There are very few people who are 100 percent open about the issue. We’re a community that doesn’t stand out and goes largely unseen. It’s difficult to live a lie all the time, so I’ve tried to make sure I’m surrounded by people who care. I am open about my sexuality with my friends. At work, I talk about it sometimes, but only with certain people.
Homophobia is something that is openly expressed in Russia. For example, if I came out to all of my colleagues, I’m sure there would be some who would say ‘You want to have a child with two mummies? But you’re going to raise a pervert!'
“There are a lot of gay people in Russia who are also homophobic”

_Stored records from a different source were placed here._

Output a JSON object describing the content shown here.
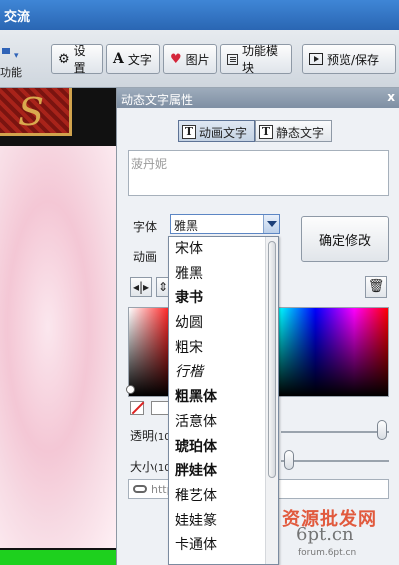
{
  "window": {
    "title": "交流"
  },
  "toolbar": {
    "left_label": "功能",
    "buttons": [
      {
        "label": "设置",
        "icon": "gear-icon"
      },
      {
        "label": "文字",
        "icon": "text-A-icon"
      },
      {
        "label": "图片",
        "icon": "heart-icon"
      },
      {
        "label": "功能模块",
        "icon": "module-icon"
      },
      {
        "label": "预览/保存",
        "icon": "play-icon"
      }
    ]
  },
  "panel": {
    "title": "动态文字属性",
    "close": "x",
    "modes": [
      {
        "label": "动画文字",
        "active": true
      },
      {
        "label": "静态文字",
        "active": false
      }
    ],
    "text_value": "菠丹妮",
    "font_label": "字体",
    "font_selected": "雅黑",
    "animation_label": "动画",
    "confirm_button": "确定修改",
    "opacity_label": "透明",
    "opacity_value_partial": "(10",
    "size_label": "大小",
    "size_value_partial": "(10",
    "url_partial": "http",
    "accent_color": "#5c86c4"
  },
  "font_options": [
    "宋体",
    "雅黑",
    "隶书",
    "幼圆",
    "粗宋",
    "行楷",
    "粗黑体",
    "活意体",
    "琥珀体",
    "胖娃体",
    "稚艺体",
    "娃娃篆",
    "卡通体"
  ],
  "watermark": {
    "line1": "资源批发网",
    "line2": "6pt.cn",
    "line3": "forum.6pt.cn"
  }
}
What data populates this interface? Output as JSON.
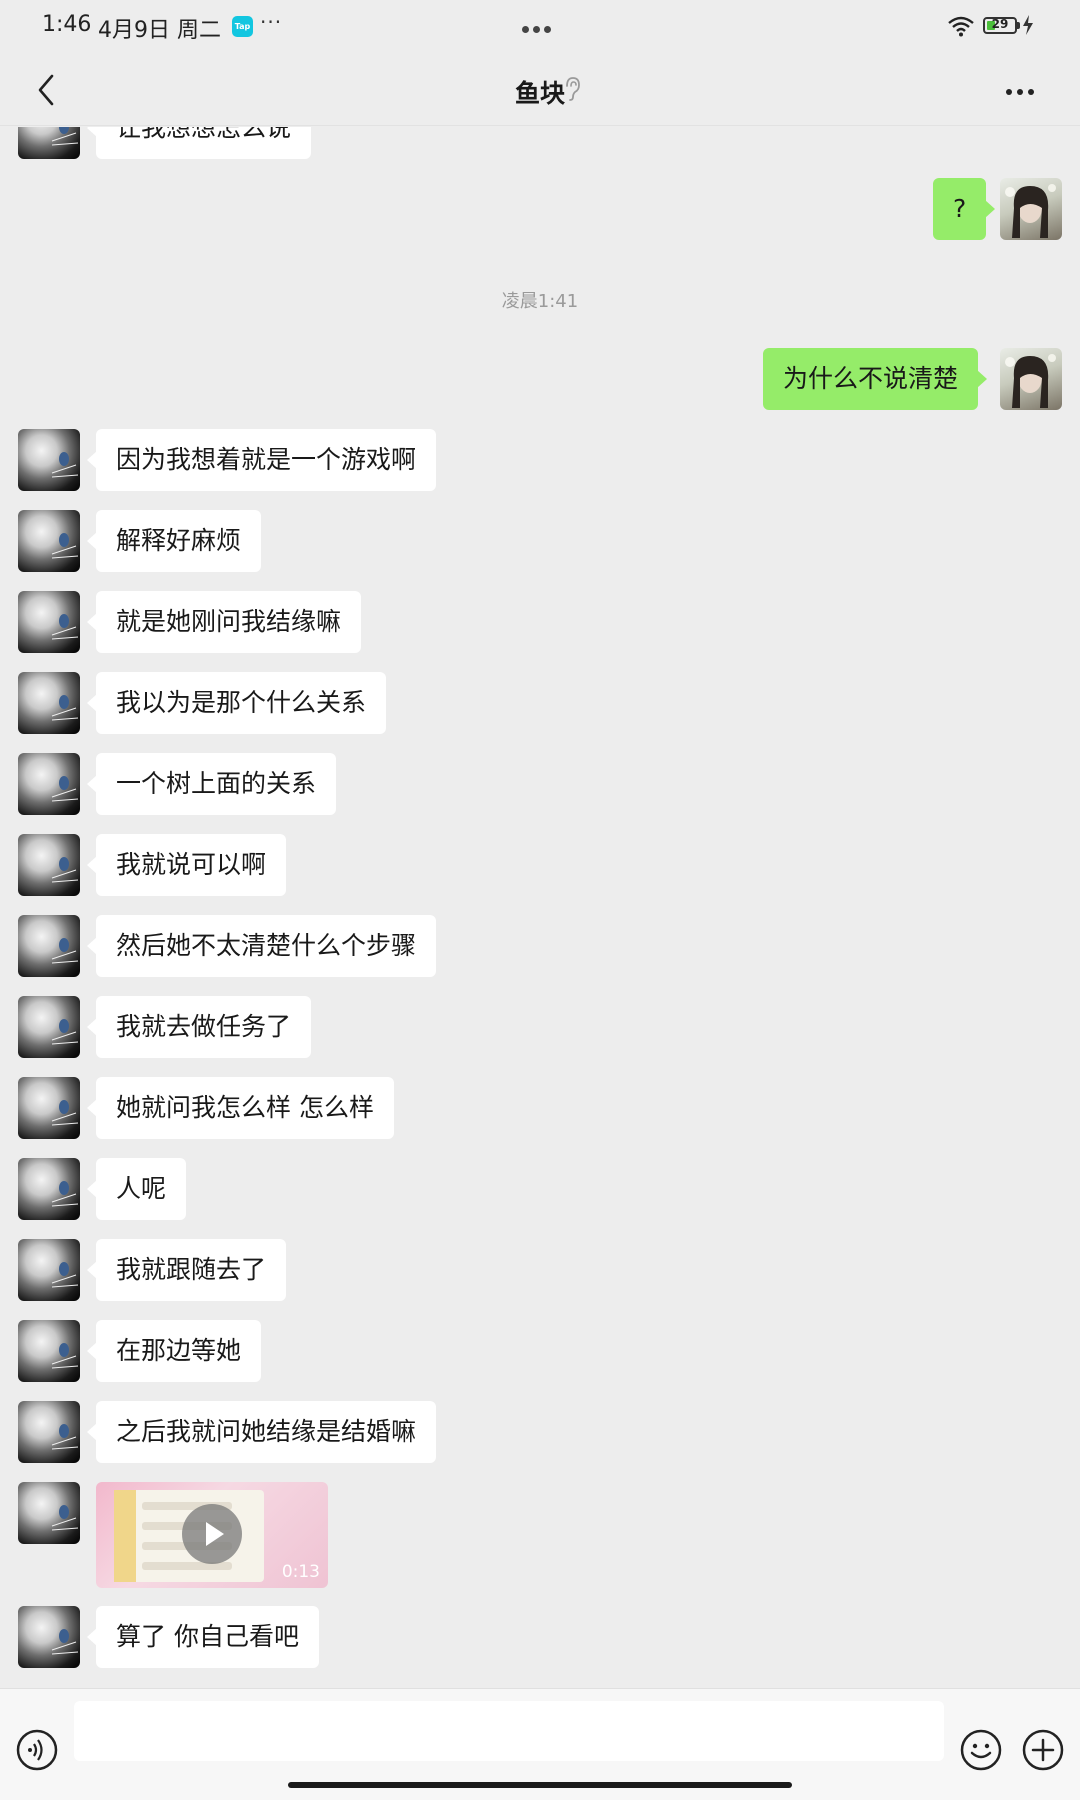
{
  "status_bar": {
    "time": "1:46",
    "date": "4月9日 周二",
    "tap_app_label": "Tap",
    "more": "···",
    "battery_level": "29",
    "battery_fraction": 0.29
  },
  "header": {
    "title": "鱼块"
  },
  "colors": {
    "background": "#ededed",
    "incoming_bubble": "#ffffff",
    "outgoing_bubble": "#95ec69",
    "timestamp_text": "#9a9a9a"
  },
  "messages": [
    {
      "side": "in",
      "text": "让我想想怎么说"
    },
    {
      "side": "out",
      "text": "?"
    },
    {
      "type": "time",
      "text": "凌晨1:41"
    },
    {
      "side": "out",
      "text": "为什么不说清楚"
    },
    {
      "side": "in",
      "text": "因为我想着就是一个游戏啊"
    },
    {
      "side": "in",
      "text": "解释好麻烦"
    },
    {
      "side": "in",
      "text": "就是她刚问我结缘嘛"
    },
    {
      "side": "in",
      "text": "我以为是那个什么关系"
    },
    {
      "side": "in",
      "text": "一个树上面的关系"
    },
    {
      "side": "in",
      "text": "我就说可以啊"
    },
    {
      "side": "in",
      "text": "然后她不太清楚什么个步骤"
    },
    {
      "side": "in",
      "text": "我就去做任务了"
    },
    {
      "side": "in",
      "text": "她就问我怎么样 怎么样"
    },
    {
      "side": "in",
      "text": "人呢"
    },
    {
      "side": "in",
      "text": "我就跟随去了"
    },
    {
      "side": "in",
      "text": "在那边等她"
    },
    {
      "side": "in",
      "text": "之后我就问她结缘是结婚嘛"
    },
    {
      "side": "in",
      "type": "video",
      "duration": "0:13"
    },
    {
      "side": "in",
      "text": "算了 你自己看吧"
    }
  ],
  "input": {
    "value": ""
  }
}
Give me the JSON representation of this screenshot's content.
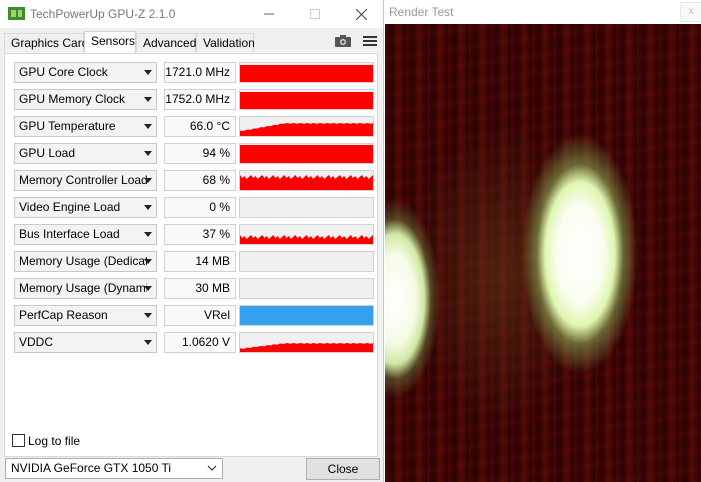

There are a lot of gay people in Russia who are also homophobic. For example, I know two women who have lived together for the past 10 years, but they have never, to this day, come out as lesbians. They can’t even imagine raising a child together without a man involved. There are a lot of women who are hard on themselves because they are ashamed. In a lot of cases, these women are left to deal with their issues on their own, because seeing a psychologist is something that’s still looked down upon here.
“The queer fest…was a chance for me to be myself without hiding anything”
The queer fest was a really important event for me. It was an opportunity to meet other members of the LGBT community, and also a way to meet different artists to discuss their work. It was a chance for me to be myself without hiding anything.